Глубоко антидемократична, по мнению Громова, и рагинщина. Громова особенно возмущает, что Рагин проповедует страдания, не имея о них никакого представления, прожив всю свою жизнь в полном благополучии и покое. Философия Рагина для него — это философия «российского лежебоки». «Нас держат здесь за решеткой, гноят, истязуют, но это прекрасно и разумно, потому что между этою палатой и теплым, уютным кабинетом нет никакой разницы. Удобная философия: и делать нечего, и совесть чиста, и мудрецом себя чувствуешь... Нет, сударь, это не философия, не мышление, не широта взгляда, а лень, факирство, сонная одурь... Да! — опять рассердился Иван Дмитрич. — Страдания презираете, а небось прищеми вам дверью палец, так заорете во все горло!» (VIII, 138). И слова эти оказываются пророческими. По мере того как жизнь все грубее и грубее давала о себе знать Рагину, все отчетливее выявлялась крайняя легковесность его философских «убеждений».

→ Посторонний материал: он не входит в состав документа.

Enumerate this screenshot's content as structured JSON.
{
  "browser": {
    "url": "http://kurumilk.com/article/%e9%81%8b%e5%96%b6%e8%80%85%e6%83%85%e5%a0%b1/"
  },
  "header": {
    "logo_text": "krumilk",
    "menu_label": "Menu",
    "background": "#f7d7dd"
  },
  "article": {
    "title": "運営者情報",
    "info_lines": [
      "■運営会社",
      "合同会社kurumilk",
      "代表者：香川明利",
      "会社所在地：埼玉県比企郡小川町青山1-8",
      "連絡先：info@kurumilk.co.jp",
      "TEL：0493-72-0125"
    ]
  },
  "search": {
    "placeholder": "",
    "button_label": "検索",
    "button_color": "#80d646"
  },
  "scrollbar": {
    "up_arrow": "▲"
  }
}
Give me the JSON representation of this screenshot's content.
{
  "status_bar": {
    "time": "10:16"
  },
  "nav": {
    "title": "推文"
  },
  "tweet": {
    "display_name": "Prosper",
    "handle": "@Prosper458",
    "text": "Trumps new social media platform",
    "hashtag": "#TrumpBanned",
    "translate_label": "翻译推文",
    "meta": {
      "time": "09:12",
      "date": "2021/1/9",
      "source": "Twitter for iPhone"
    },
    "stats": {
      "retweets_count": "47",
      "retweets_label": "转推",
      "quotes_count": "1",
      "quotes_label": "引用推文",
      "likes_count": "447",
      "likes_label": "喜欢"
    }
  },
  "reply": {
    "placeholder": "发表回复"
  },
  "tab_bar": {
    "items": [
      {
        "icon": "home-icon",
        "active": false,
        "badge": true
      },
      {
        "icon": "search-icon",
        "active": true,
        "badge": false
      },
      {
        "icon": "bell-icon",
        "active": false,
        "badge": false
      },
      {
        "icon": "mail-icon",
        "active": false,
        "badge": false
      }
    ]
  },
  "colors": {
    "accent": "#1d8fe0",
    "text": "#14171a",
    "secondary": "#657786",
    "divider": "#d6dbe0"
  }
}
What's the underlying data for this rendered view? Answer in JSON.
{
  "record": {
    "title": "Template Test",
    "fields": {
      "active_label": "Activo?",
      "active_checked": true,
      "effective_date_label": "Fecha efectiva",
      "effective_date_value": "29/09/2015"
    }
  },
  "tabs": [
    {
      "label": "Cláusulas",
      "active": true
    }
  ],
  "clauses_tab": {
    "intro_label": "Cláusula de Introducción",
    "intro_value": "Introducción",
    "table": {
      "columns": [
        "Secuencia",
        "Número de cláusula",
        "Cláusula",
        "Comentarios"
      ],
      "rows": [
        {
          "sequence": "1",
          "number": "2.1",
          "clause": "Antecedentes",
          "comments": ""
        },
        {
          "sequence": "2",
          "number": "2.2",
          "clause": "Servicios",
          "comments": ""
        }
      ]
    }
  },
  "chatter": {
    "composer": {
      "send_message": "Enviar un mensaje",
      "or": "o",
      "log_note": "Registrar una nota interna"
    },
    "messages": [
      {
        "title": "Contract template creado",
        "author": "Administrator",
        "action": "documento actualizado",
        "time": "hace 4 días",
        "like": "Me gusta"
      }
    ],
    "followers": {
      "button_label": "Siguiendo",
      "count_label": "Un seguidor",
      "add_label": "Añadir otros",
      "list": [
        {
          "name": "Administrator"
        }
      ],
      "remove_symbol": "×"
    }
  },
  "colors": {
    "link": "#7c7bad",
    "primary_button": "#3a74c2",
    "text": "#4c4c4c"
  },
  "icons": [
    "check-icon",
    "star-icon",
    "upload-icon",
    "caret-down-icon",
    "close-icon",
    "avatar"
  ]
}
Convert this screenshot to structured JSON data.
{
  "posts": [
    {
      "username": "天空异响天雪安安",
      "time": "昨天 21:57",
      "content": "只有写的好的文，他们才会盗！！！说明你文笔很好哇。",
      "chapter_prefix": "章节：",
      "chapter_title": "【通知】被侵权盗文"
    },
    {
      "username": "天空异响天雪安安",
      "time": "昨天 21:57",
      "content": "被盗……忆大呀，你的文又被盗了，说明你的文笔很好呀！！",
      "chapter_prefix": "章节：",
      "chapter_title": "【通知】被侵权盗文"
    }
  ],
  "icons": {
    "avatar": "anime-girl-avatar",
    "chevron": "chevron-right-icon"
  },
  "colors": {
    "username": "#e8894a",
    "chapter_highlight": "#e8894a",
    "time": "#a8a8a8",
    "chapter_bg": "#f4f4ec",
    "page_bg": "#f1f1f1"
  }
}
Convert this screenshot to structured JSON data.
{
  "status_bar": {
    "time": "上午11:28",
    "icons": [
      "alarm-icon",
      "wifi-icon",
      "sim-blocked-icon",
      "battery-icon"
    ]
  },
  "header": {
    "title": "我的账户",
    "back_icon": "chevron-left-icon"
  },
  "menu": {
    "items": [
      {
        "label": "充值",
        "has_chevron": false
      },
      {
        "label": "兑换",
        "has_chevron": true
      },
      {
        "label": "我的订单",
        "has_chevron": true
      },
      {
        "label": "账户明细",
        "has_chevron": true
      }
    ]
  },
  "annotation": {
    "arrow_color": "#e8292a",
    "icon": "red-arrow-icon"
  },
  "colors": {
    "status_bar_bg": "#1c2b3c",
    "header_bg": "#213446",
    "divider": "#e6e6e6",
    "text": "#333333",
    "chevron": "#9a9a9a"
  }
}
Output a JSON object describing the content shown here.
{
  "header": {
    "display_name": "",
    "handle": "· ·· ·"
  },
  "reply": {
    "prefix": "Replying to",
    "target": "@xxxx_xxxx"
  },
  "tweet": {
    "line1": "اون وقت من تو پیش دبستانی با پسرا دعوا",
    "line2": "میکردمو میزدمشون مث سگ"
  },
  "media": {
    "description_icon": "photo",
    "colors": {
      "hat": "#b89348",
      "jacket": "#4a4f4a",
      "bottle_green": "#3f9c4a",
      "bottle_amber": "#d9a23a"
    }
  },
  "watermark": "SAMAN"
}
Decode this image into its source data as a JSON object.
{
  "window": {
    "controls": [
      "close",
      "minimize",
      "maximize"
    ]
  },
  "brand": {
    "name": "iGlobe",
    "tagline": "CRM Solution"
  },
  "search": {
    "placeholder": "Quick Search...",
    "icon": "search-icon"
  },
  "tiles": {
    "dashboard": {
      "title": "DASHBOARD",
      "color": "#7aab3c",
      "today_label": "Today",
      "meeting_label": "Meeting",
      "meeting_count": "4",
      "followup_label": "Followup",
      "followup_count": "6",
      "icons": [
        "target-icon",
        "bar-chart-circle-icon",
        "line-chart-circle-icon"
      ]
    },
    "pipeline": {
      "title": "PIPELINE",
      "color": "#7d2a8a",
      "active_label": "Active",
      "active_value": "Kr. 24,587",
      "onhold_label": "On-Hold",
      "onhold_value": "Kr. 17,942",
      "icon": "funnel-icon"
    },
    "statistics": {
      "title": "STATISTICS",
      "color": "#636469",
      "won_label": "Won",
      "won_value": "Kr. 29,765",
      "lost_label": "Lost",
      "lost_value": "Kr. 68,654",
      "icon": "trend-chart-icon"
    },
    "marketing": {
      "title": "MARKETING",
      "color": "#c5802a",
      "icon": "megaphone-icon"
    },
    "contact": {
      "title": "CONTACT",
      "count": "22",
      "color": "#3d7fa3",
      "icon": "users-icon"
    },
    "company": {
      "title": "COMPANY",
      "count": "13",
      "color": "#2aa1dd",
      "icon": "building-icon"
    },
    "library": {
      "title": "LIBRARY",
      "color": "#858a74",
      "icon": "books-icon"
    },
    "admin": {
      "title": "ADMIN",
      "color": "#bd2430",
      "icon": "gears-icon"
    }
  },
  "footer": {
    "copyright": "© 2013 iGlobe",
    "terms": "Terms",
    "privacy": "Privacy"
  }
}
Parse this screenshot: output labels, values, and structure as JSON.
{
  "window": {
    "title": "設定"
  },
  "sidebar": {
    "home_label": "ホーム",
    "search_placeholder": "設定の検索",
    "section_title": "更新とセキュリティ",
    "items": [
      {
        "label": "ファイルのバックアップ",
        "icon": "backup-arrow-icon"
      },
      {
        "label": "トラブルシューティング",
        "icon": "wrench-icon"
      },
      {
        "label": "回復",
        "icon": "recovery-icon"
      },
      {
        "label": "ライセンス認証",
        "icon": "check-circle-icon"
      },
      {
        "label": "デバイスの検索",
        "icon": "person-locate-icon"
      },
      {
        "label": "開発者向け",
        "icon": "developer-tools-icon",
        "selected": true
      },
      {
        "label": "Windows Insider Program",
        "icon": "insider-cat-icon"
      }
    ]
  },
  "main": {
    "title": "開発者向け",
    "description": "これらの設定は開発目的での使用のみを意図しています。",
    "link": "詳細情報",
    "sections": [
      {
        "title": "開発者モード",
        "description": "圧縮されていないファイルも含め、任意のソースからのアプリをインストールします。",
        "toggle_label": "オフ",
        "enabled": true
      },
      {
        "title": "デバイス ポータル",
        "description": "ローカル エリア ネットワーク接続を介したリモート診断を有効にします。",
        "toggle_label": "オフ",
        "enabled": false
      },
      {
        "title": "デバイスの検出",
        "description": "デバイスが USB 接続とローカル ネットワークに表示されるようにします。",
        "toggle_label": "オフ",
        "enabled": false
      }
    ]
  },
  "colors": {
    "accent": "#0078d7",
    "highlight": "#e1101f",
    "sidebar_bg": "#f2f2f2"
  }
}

Первый раз в жизни Рагин рассердился после освидетельствования его умственных способностей, сцены, поразившей его своей нелепостью и глупостью. Уволенный со службы, Андрей Ефимыч во время никому не нужного путешествия вместе с бестактным, развязным Михаилом Аверьянычем, очень быстро стал утрачивать «философский» взгляд на мир. «Это меня пробирает действительность, о которой говорил Иван Дмитрич, — думал он, сердясь на свою мелочность. — Впрочем, вздор... Приеду домой, и все пойдет по-старому...» (VIII, 147). Но по-старому дела уже не пошли. Все попытки Рагина отвлечься от повседневных тяжких впечатлений ни к чему не приводили. «Едва он воображал земной шар через миллион лет, как из-за голого утеса показывался Хоботов в высоких сапогах или напряженно хохочущий Михаил Аверьяныч, и даже слышался стыдливый шепот: «А варшавский долг, голубчик, возвращу на этих днях... Непременно» (VIII, 151). Кончилась эта полоса грехопадения Андрея Ефимыча тем, что однажды он выгнал из своего дома и Хоботова и Михаила Аверьяныча, после чего с грустью и недоумением вопрошал себя: «Где же ум и такт? Где уразумение вещей и философское равнодушие?» (VIII, 152).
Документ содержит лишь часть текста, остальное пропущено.